[OmniOS-discuss] What should we look at in a memory exhaustion situation?

Chris Siebenmann cks at cs.toronto.edu
Tue Apr 28 15:06:45 UTC 2015


 We now have a reproducable situation where high NFS load can cause our
specific fileserver configuration to lock up with what looks like a
memory exhaustion deadlock. So far, attempts to get a crash dump haven't
worked (although they may someday). Without a crash dump, what system
stats and so on should we be looking at that would be useful for people
to identify the kernel bugs involved here, either in the run up to the
lockup or in kmdb after the fact once we break into it after the machine
locks up?

(Our specific fileserver is NFS to ZFS pools with mirrored vdevs where
each side of the mirror is an iSCSI disk accessed over two backend
iSCSI networks. We suspect that iSCSI is a contributing factor. Our
fileservers have 64 GB of RAM.)

 So far we have vmstat, mpstat, network volume, arcstat, '::memstat'
from mdb -k, and some homegrown NFS and ZFS DTrace activity monitoring
scripts. These say that just before the lockup happens, free memory and
ARC usage collapses abruptly and catastrophically, 'Kernel' memory usage
goes to almost or totally 100%, all CPUs spike to over 90% system time,
we see over a thousand runnable processes[*], and we have over a GB
of in-flight NFS writes but there is very little actual ZFS (and NFS)
IO either in flight or being completed.

(The NFS service pool also reports a massively increasing and
jaw-dropping number of 'Pending requests'; the last snapshot of
'::svc_pool -v nfs' a few seconds before the crash has 376862 of them.)

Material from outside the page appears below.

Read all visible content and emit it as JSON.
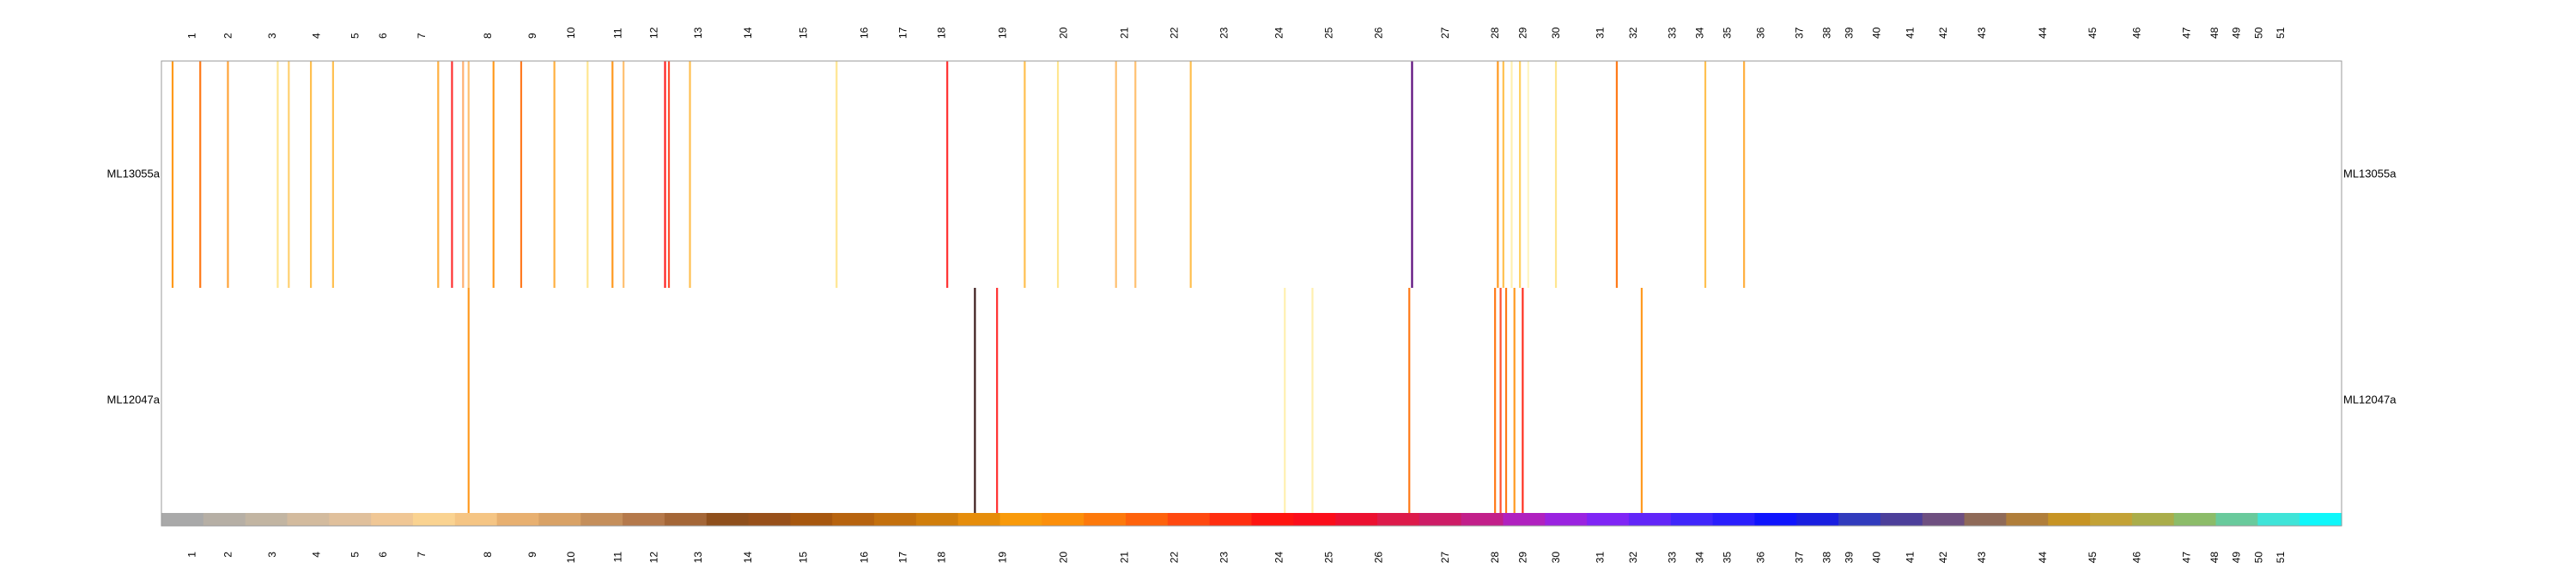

 This seems to happen more often with lower values for the number of
NFS server threads, but even very large values are not immune from it
(our most recent lockup happened at 4096 threads). Slowdowns in NFS server
IO responsiveness seem to make this more likely to happen; past slowdowns
have come from both disk IO problems and from full or nearly full pools.

 Thanks in advance.

	- cks
[*: this was with quite a lot of NFS server threads configured.]